Das Strafgericht am Amtsgericht Fulda unter Vorsitz des Einzelrichters Dr. Szymon Mazur entschied heute zu Gunsten  „Green Pioneers“ (AG Fulda, Urteil vom 9. Februar 2023 – 21 Ds 1151 Js 684/21). Die Startup-Unternehmer Philipp Gärtner, Kerim Viebrock und Marc Graf wurden vom Vorwurf des fahrlässigen unerlaubten Handeltreiben mit Betäubungsmitteln freigesprochen. Hintergrund war der von der Staatsanwaltschaft Fulda erhobene Verdacht, dass der von den Jungunternehmern betriebene gewerbsmäßige Verkehr von Cannabis-Produkten mit Hanftees, Speiseölen aus Hanf oder Krafttropfen mit Cannabidiol (CBD) illegal sei.
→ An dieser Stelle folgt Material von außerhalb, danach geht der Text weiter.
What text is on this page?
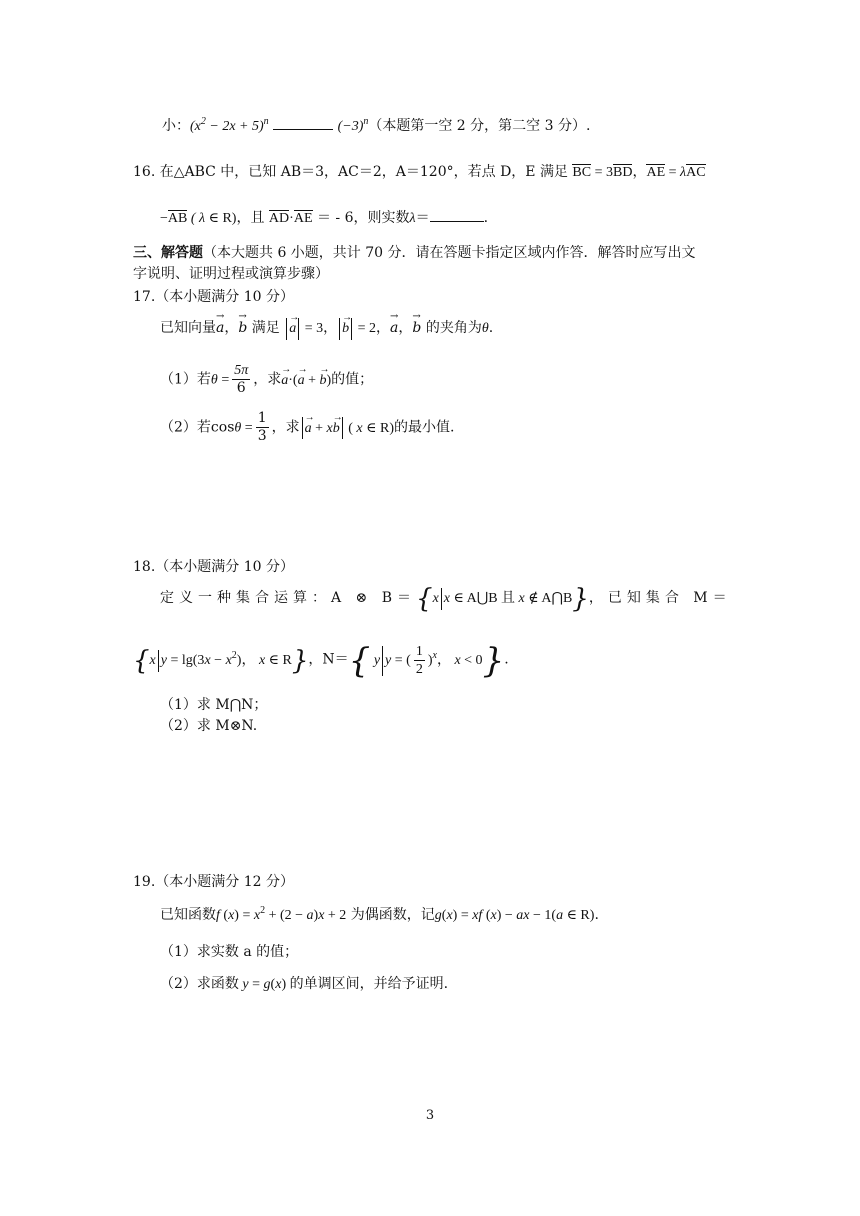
小：$(x^2 - 2x + 5)^n$	$(-3)^n$（本题第一空 2 分，第二空 3 分）.
16. 在△ABC 中，已知 AB＝3，AC＝2，A＝120°，若点 D，E 满足 BC = 3BD，AE = λAC
−AB ( λ ∈ R)，且 AD·AE ＝ - 6，则实数λ＝	.
三、解答题（本大题共 6 小题，共计 70 分．请在答题卡指定区域内作答．解答时应写出文
字说明、证明过程或演算步骤）
17.（本小题满分 10 分）
已知向量→ a，→ b 满足 → a = 3， → b = 2，→ a，→ b 的夹角为θ.
（1）若$\theta = \frac{5\pi}{6}$ ，求→ a·(→ a + → b)的值；
（2）若$\cos\theta = \frac{1}{3}$ ，求 → a + x→ b ( x ∈ R)的最小值.
18.（本小题满分 10 分）
定义一种集合运算：A ⊗ B＝{x x ∈ A⋃B 且 x ∉ A⋂B}，已知集合 M＝
{x $y = \lg(3x - x^2)$， x ∈ R}，N＝{ y y = ( $\frac{1}{2} )^x$， x < 0}.
（1）求 M⋂N；
（2）求 M⊗N.
19.（本小题满分 12 分）
已知函数f $(x) = x^2 + (2 - a)x + 2$ 为偶函数，记g(x) = xf (x) − ax − 1(a ∈ R).
（1）求实数 a 的值；
（2）求函数 y = g(x) 的单调区间，并给予证明.
3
Während bei den Hanftees und Speiseölen sich bereits im Vorfeld der Ermittlungen der Verdacht der Staatsanwaltschaft nicht erhärten konnte, ging es heute um vier Produkte, welche der Staatsanwalt Patrick Greyer in seinem Eingangsplädoyer aufgriff. Für die Unternehmer waren der Kölner Rechtsanwalt Ingo Lindemann, der Düsseldorfer Rechtsanwalt Lito M. Schulte und der Paderborner Rechtsanwalt Kai-Friedrich Niermann, welche sich auf dem Gebiet Cannabis spezialisiert haben, vor dem Amtsgericht in Fulda aufgetreten.

Missbräuchlicher Rauschzweck der Produkte stand im Raum

Philipp Gärtner im Gespräch mit seinem Verteidiger Lito Schulte.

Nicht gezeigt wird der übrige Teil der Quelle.